Wednesday, April 08, 2009

Ambush Politics

In the past I've written about ambush reporting -- an aggressive and underhanded tactic of confronting a person who does not wish to speak to the media. But now here's a closely related tactic. I guess you can call it "ambush politics." Who said Republicans don't have ideas?
[Rep. Virginia] Foxx is part of a team of Republican members that House Minority Whip Eric Cantor (R-Va.) has put together to create embarrassing, YouTube-worthy moments for vulnerable Democratic freshmen.

Cantor’s floor staff has created a photo album to help identify the 42 most vulnerable Democrats. The aides send daily e-mails to the members of the attack team and alert lawmakers when these targeted members are speaking on the floor. They even draft quick scripts to help focus the questioning.
Last night, Keith Olbermann discussed this bullying technique and the not-so-YouTube-worthy clips (if video doesn't show, click here):

The funniest aspect in all of these theatrics is that the Republicans need a script written for them -- and the script is bloody awful. Is that writers' strike still going on? Do these representatives need to be reminded what happens when the ambusher knows nothing beyond his script?

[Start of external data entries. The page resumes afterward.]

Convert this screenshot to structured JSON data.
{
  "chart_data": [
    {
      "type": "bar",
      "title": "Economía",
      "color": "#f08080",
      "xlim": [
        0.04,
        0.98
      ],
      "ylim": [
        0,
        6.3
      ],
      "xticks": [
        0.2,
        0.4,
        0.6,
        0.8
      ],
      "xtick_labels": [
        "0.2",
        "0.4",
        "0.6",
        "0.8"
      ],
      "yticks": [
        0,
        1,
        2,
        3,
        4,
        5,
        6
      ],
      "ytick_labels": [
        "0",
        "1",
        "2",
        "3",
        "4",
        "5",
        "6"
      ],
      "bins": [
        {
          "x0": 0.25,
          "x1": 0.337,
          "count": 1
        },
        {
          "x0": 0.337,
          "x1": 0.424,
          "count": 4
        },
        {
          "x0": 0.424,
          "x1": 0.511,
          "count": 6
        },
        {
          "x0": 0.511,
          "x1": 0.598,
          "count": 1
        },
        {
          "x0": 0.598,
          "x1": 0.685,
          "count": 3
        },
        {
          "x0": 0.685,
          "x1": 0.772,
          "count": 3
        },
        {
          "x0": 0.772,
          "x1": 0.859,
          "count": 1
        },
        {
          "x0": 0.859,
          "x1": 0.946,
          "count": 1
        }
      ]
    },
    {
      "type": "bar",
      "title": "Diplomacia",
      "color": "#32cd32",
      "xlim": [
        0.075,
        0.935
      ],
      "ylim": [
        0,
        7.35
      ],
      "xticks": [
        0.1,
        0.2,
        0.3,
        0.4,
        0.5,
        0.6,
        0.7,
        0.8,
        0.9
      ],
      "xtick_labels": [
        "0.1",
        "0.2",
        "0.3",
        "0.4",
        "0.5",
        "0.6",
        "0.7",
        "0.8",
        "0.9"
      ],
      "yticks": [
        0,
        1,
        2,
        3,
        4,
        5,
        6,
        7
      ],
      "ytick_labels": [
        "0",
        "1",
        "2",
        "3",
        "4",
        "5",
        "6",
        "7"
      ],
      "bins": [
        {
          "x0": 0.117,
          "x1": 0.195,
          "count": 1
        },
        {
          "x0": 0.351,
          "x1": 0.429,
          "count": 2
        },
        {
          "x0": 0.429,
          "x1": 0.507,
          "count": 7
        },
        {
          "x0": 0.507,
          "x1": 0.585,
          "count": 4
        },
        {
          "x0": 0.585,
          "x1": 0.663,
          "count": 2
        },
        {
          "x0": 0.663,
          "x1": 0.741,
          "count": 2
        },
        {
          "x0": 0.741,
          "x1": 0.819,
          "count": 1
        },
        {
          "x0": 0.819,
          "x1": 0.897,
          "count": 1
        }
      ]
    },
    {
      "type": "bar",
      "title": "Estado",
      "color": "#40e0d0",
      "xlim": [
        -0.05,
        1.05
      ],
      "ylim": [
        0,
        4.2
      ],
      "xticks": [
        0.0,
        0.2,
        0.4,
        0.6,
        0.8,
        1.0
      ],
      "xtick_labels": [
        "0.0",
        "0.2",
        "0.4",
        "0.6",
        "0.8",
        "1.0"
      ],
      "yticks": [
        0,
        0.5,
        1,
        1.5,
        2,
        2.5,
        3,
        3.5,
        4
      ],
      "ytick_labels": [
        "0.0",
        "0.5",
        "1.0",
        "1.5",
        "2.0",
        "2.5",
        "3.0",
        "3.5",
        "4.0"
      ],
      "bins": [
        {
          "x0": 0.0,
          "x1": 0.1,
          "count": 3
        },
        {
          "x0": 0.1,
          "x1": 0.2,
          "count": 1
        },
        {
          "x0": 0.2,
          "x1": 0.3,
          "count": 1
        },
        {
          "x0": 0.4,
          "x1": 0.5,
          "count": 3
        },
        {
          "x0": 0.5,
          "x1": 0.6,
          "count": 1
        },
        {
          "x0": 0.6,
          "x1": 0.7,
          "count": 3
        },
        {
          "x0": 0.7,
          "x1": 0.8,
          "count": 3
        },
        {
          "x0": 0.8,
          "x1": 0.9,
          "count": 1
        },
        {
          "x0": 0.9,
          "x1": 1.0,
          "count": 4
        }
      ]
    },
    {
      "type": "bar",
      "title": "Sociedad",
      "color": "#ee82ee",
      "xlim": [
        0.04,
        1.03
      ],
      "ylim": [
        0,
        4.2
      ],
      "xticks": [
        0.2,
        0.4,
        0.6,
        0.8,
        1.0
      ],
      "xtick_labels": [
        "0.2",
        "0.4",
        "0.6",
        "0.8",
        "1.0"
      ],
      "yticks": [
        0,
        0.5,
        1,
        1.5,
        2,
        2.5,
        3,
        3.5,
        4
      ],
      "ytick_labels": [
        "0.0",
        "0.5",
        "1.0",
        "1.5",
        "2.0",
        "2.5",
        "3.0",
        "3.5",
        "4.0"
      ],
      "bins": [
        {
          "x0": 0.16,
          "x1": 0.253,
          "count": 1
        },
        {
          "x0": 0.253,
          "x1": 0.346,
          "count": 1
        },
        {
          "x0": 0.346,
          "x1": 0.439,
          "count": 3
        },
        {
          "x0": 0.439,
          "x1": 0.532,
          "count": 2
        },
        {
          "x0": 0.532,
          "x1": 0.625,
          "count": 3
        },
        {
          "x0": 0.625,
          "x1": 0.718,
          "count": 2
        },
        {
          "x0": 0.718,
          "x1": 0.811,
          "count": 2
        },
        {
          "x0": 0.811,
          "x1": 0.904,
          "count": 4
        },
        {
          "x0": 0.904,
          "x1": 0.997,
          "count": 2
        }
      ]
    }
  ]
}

But let's figure out why Republicans are engaging in these tactics. Obstructionism is one obvious goal. The other goal I see is to amass an arsenal of Democratic gaffes to be played back in the next election cycle. But it will only work if Democrats say something outrageous like former Senator George Allen's "macaca moment." Or, I suppose, it might have some impact if they take something totally out of context like last year's lipstick on a pig sideshow.

Either way, these party politics are sure to backfire because Eric Cantor and his Republican pals are absolutely clueless about this nation's sense of urgency.